AIM’s work on sectoral innovation launchpads began with the Ministry of Defense through the co-creation of the Innovation for Defense Excellence, or iDEX, platform. iDEX established a credible pathway for startups to co-develop solutions with the government, access funding, and engage with procurement systems.
Building on that experience, AIM is now working with the Ministry of Agriculture to establish Innovation for Agriculture Excellence, or iAEX, and is pursuing similar platforms across other ministries.
The Industrial Accelerator Program complements these efforts by supporting high-TRL startups that are ready for commercialization and scale. These accelerators are industry-led. Corporate partners define sector-specific challenges, provide technical and functional mentoring, enable pilots and co-development, and co-fund both accelerator operations and startup growth.
The objective is to address real sectoral needs while helping startups integrate into supply chains, attract follow-on capital, or scale through strategic partnerships and acquisitions.
How is AIM supporting AI-led healthcare startups?
Healthcare remains a priority sector for AIM, especially for deep-tech startups working on AI-driven clinical and surgical solutions.

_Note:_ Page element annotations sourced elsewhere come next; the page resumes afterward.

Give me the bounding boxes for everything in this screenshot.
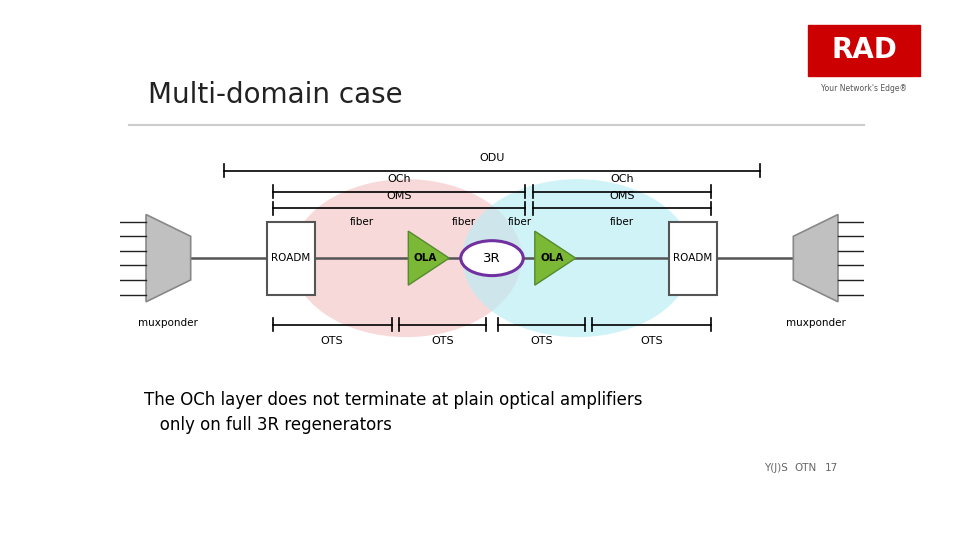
- FancyBboxPatch shape: [669, 222, 717, 294]
- Text: only on full 3R regenerators: only on full 3R regenerators: [144, 416, 392, 434]
- FancyBboxPatch shape: [807, 25, 920, 77]
- Text: 3R: 3R: [483, 252, 501, 265]
- Text: OMS: OMS: [386, 191, 412, 201]
- Text: OTS: OTS: [640, 336, 663, 346]
- Text: Your Network's Edge®: Your Network's Edge®: [821, 84, 907, 93]
- Text: muxponder: muxponder: [138, 319, 199, 328]
- Polygon shape: [146, 214, 191, 302]
- Text: ROADM: ROADM: [673, 253, 712, 263]
- Ellipse shape: [462, 179, 693, 337]
- FancyBboxPatch shape: [267, 222, 315, 294]
- Text: OTN: OTN: [794, 463, 816, 473]
- Text: fiber: fiber: [451, 217, 476, 227]
- Text: OTS: OTS: [530, 336, 553, 346]
- Polygon shape: [535, 231, 576, 285]
- Polygon shape: [793, 214, 838, 302]
- Circle shape: [461, 241, 523, 275]
- Text: OLA: OLA: [414, 253, 437, 263]
- Text: ODU: ODU: [479, 153, 505, 163]
- Text: OLA: OLA: [540, 253, 564, 263]
- Text: OTS: OTS: [431, 336, 454, 346]
- Text: OCh: OCh: [611, 174, 634, 184]
- Text: fiber: fiber: [611, 217, 635, 227]
- Text: fiber: fiber: [508, 217, 533, 227]
- Text: RAD: RAD: [831, 36, 897, 64]
- Text: The OCh layer does not terminate at plain optical amplifiers: The OCh layer does not terminate at plai…: [144, 391, 642, 409]
- Text: 17: 17: [826, 463, 839, 473]
- Text: OTS: OTS: [321, 336, 344, 346]
- Text: Y(J)S: Y(J)S: [763, 463, 787, 473]
- Text: muxponder: muxponder: [785, 319, 846, 328]
- Text: OMS: OMS: [610, 191, 635, 201]
- Ellipse shape: [291, 179, 522, 337]
- Polygon shape: [408, 231, 449, 285]
- Text: OCh: OCh: [387, 174, 411, 184]
- Text: Multi-domain case: Multi-domain case: [148, 82, 403, 110]
- Text: ROADM: ROADM: [272, 253, 311, 263]
- Text: fiber: fiber: [349, 217, 373, 227]
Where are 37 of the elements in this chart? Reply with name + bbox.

The Deeptech Reactor is being designed to address the specific challenges such startups face, including capital intensity, testing and validation requirements, and regulatory complexity. Support is expected to include blended funding, domain-specific mentorship from clinicians and medtech experts, and paid pilot opportunities with hospitals and clinical networks to enable real-world validation.
In parallel, AIM intends to work with health and regulatory authorities to establish policy and regulatory sandboxes that clarify approval pathways, data governance, and safety standards. The aim is to help startups move from prototype to early adoption more efficiently.
How is AIM shortening the lab-to-clinic gap?
A persistent constraint in deep-tech healthcare has been fragmentation between AI researchers, clinicians, and life-science labs. Through the Deeptech Reactor, we are encouraging joint problem definition, shared R&D pathways, and closer collaboration between academia and startups.
By aligning incentives and integrating data, algorithms, and biological research from the outset, clinical deployment is treated as a design objective rather than a downstream possibility. This approach is intended to reduce friction and shorten the lab-to-clinic translation cycle.
How does AIM measure impact?
AIM measures impact through a structured framework that combines quantitative KPIs, periodic reporting by incubators and startups, and an assessment model developed with the World Bank and IIT Delhi.
Across Atal Incubation Centers and challenge-based programs such as Atal New India Challenges, we track indicators including startup survival, funding mobilized, revenue generation, IP creation, and jobs created. Commercialization milestones such as product launches, first customers, and market entry are central to evaluation.
Under AIM 2.0, impact assessment is being refined to reflect the realities of deep-tech innovation, including longer development cycles and higher capital requirements. While public reporting does not yet disaggregate sub-segments such as AI-driven surgical tools, healthtech remains a priority domain within the framework.
What comes next for AIM?
Over the next three to five years, AIM’s focus is on moving India’s deep-tech ecosystem from fragmented support mechanisms to mission-oriented platforms capable of absorbing scientific risk and delivering deployable solutions.
This includes building integrated Deeptech Reactors that combine patient capital, advanced R&D infrastructure, clinical and industrial testbeds, and regulatory support. We are also strengthening academic spin-outs, founder formation, and demand-linked innovation so that research outcomes align more closely with real-world needs.
The broader objective is to position India as a credible global hub for deep-tech and AI-enabled healthcare innovation, rather than only a source of early-stage ideas.